Fikih Sastrawi Ulama Nusantara

Fikih Sastrawi Ulama Nusantara

Jika islam nusantara adalah sebuah konsep, maka adakah sebutan ulama nusantara? Tulisan ini mencoba mengulik itu.

Fikih Sastrawi Ulama Nusantara

Almarhum KH Abdurrahman Wahid (Gus Dur) pernah menemukan kitab Nuzhat Alibba’ fi Thabaqat al-Udaba’ karya Ibnu al-Anbari (w.577 H/1181 M) di perpustakaan Sang Kakek, Hadratus Syaikh KH Muhammad Hasyim Asy’ari. Kitab itu merupakan ensiklopedia biografi pakar bahasa Arab dan sastrawan kenamaan Timur Tengah, mulai Abu al-Aswad al-Dauli, Sibawaih, Abu Nuwas sampai Ibnu al-Syajari—guru dari mushannif.

Gus Dur sedikit heran, mengapa kakeknya menyimpan kitab yang kebanyakan hanya dimiliki oleh penggelut ilmu linguistik dan kesusastraan itu. Padahal kakeknya konsentrasi terhadap ilmu hadits dan fikih. Pun akhirnya, Gus Dur menyimpulkan bahwa seorang cendekiawan seyogyanya tidak hanya fokus dalam satu bidang keilmuan, justru dianjurkan mendalami ranah yang lain agar memiliki pandangan yang semakin luas.

Kiai Hasyim memang banyak menulis karya bernuansa fikih namun sejauh ini belum ditemukan karya sastranya. Meski demikian, pendiri NU itu juga menaruh perhatian khusus dalam dunia sastra. Salah satunya seperti yang pernah diceritakan Kiai Mushlih Mranggen, ketika negeri ini dilanda paceklik (kemarau panjang) Kiai Hasyim menganjurkan kepada para santri dan masyarakat membaca kasidah ‘Ya Rahmatallahi Zuri’. Anjuran membaca puisi 47 bait berbahasa Arab karya Habib Abdullah Al-Haddad itu pun membuahkan hasil yang diharapkan.

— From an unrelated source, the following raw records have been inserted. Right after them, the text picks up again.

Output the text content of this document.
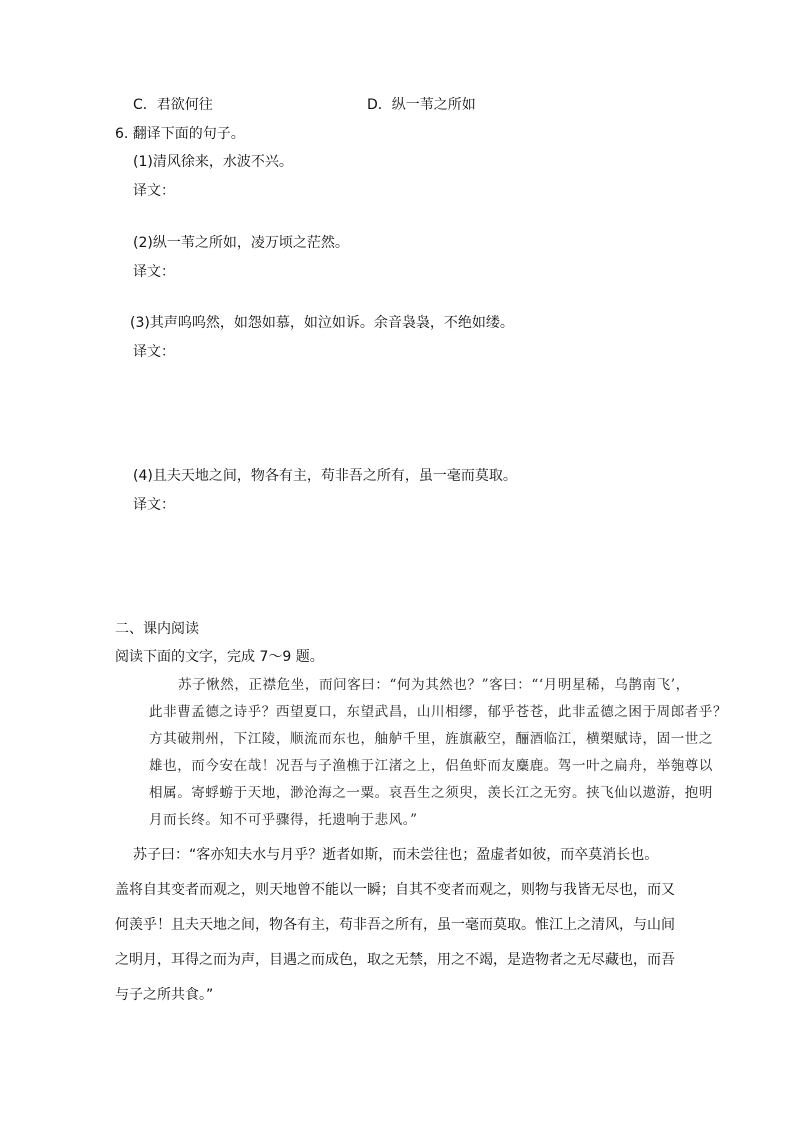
C．君欲何往	D．纵一苇之所如
6. 翻译下面的句子。
(1)清风徐来，水波不兴。
译文：
(2)纵一苇之所如，凌万顷之茫然。
译文：
(3)其声呜呜然，如怨如慕，如泣如诉。余音袅袅，不绝如缕。
译文：
(4)且夫天地之间，物各有主，苟非吾之所有，虽一毫而莫取。
译文：
二、课内阅读
阅读下面的文字，完成 7～9 题。
苏子愀然，正襟危坐，而问客曰：“何为其然也？”客曰：“‘月明星稀，乌鹊南飞’，
此非曹孟德之诗乎？西望夏口，东望武昌，山川相缪，郁乎苍苍，此非孟德之困于周郎者乎？
方其破荆州，下江陵，顺流而东也，舳舻千里，旌旗蔽空，酾酒临江，横槊赋诗，固一世之
雄也，而今安在哉！况吾与子渔樵于江渚之上，侣鱼虾而友麋鹿。驾一叶之扁舟，举匏尊以
相属。寄蜉蝣于天地，渺沧海之一粟。哀吾生之须臾，羡长江之无穷。挟飞仙以遨游，抱明
月而长终。知不可乎骤得，托遗响于悲风。”
苏子曰：“客亦知夫水与月乎？逝者如斯，而未尝往也；盈虚者如彼，而卒莫消长也。
盖将自其变者而观之，则天地曾不能以一瞬；自其不变者而观之，则物与我皆无尽也，而又
何羡乎！且夫天地之间，物各有主，苟非吾之所有，虽一毫而莫取。惟江上之清风，与山间
之明月，耳得之而为声，目遇之而成色，取之无禁，用之不竭，是造物者之无尽藏也，而吾
与子之所共食。”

KH Achmad Shiddiq yang juga murid Kiai Hasyim, menyusun kitab Tanwir al-Hija yang merupakan nadham (puisi berbahasa Arab) atas kitab fikih buah pena Syaikh Salim al-Hadrami berjudul Safinah al-Naja. Karya semacam inilah yang penulis sebut sebagai ‘fikih sastrawi’ di mana pasal-pasal hukum Islam (fikih) disusun bukan dengan metode narasi deskriptif pada umumnya, melainkan berupa nadham yang hanya bisa dikarang oleh mereka yang memiliki dzauq syair atau jiwa kesastraan yang tinggi.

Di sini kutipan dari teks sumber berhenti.